The team, led by Jamie Barras from King’s College London, used a technique related to nuclear magnetic resonance spectroscopy called nuclear quadrupole resonance (NQR) spectroscopy. The technique fires radio waves at solid samples, exciting so-called quadrupole nuclei, such as those of nitrogen-14 atoms. When these nuclei relax, they emit radio wave signals characteristic of their surrounding environment, which researchers can use to identify compounds.
A selling point for the method, says Barras, is that the radio waves can penetrate paper and cardboard, so an inspector or doctor wouldn’t have to break open a drug’s packaging to analyze it.
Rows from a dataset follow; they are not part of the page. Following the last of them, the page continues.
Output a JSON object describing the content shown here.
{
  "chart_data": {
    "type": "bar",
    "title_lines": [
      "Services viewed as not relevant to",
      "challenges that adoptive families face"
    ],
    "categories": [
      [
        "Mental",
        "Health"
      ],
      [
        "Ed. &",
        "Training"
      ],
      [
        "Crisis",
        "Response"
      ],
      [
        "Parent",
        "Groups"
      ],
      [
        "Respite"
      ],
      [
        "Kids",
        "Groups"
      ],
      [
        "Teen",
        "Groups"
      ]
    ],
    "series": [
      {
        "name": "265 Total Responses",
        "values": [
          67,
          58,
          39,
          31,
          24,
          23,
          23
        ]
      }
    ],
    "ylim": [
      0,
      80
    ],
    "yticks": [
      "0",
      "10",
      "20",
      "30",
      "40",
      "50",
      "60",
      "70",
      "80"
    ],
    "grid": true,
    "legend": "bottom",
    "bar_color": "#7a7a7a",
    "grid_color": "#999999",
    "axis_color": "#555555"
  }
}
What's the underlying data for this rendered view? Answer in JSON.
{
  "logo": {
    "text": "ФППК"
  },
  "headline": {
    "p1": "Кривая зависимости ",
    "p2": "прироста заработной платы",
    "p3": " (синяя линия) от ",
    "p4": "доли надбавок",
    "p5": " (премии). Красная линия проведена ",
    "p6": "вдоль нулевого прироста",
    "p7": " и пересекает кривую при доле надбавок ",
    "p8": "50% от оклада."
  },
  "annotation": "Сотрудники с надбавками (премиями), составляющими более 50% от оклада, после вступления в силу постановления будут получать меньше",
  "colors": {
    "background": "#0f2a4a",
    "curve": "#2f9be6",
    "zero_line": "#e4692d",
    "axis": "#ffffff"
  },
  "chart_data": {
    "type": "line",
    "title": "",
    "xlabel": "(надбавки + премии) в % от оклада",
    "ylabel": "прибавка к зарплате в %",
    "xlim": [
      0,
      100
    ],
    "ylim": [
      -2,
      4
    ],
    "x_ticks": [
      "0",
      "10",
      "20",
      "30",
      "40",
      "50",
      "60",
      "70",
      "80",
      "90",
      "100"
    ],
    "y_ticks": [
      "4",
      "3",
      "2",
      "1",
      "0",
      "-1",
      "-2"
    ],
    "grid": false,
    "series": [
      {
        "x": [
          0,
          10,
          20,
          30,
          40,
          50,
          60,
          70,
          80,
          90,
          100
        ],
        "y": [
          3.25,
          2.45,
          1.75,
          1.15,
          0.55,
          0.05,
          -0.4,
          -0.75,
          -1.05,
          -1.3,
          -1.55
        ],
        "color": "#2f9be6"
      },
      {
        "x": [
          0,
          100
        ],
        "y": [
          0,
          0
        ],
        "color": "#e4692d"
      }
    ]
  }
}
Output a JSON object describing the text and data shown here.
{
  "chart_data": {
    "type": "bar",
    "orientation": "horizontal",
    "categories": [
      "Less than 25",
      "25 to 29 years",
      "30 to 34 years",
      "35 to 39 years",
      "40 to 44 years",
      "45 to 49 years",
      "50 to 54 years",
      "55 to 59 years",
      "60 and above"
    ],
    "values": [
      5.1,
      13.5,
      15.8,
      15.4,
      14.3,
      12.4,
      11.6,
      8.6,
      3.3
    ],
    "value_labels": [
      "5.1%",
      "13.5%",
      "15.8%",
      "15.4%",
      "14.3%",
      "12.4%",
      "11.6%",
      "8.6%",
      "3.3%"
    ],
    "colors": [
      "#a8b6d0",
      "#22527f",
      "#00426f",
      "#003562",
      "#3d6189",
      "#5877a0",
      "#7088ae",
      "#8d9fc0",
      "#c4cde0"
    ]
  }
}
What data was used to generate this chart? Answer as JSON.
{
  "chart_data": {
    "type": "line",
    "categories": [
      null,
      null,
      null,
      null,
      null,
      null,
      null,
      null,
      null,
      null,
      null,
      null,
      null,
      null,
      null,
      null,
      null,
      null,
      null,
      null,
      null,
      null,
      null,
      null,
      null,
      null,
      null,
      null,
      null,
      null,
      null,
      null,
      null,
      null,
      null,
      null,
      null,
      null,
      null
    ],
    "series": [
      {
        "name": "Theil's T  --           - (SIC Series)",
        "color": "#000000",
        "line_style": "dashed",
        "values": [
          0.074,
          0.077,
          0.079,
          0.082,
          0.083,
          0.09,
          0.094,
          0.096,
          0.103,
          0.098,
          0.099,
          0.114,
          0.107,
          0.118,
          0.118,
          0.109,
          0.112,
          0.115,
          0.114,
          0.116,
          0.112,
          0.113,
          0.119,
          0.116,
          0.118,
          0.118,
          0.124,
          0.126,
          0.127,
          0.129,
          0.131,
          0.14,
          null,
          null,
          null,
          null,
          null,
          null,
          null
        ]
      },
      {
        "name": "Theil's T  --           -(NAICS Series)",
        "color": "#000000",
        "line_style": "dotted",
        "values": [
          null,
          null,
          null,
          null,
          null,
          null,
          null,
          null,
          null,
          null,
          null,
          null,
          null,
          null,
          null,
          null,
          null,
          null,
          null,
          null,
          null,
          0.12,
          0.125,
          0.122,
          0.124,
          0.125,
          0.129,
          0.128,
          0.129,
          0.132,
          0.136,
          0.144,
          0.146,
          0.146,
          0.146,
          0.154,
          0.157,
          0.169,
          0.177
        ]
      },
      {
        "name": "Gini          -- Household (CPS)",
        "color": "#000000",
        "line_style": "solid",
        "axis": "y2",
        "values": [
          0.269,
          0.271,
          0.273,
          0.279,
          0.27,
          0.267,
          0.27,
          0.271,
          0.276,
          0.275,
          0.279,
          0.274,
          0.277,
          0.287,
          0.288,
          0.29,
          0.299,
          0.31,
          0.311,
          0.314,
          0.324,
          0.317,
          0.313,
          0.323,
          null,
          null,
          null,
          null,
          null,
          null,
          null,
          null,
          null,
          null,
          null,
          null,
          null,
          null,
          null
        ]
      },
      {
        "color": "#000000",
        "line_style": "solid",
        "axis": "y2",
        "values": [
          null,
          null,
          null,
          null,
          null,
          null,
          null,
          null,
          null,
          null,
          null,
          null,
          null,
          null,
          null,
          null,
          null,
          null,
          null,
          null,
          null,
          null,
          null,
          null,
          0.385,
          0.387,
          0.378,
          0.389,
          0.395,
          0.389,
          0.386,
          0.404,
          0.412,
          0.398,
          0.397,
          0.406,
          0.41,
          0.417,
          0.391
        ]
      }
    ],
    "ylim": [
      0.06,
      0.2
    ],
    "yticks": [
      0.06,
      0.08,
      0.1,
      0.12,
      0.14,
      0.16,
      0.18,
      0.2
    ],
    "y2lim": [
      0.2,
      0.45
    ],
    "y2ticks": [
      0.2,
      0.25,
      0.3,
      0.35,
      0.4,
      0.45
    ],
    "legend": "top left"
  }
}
Barras and his colleagues used NQR to analyze authentic and fake tablets of the antimalarial drug Metakelfin. They received the counterfeit tablets from a television documentary crew that had been working on a story about fake drugs in Tanzania.
The team slid packets of the authentic and fake tablets into their spectrometer and recorded NQR spectra. The NQR method is quantitative, because the strength and duration of the emitted signals depend on the number of nuclei in the sample. By comparing spectra of the fake and authentic samples, Barras determined that the counterfeit drugs had only 43% of the amount of sulfalene, one of Metakelfin’s active ingredients, that the authentic tablets contained.
Barras hopes his team can apply NQR to other drugs and that the technique will eventually lead to an easy-to-use, portable counterfeit drug detector.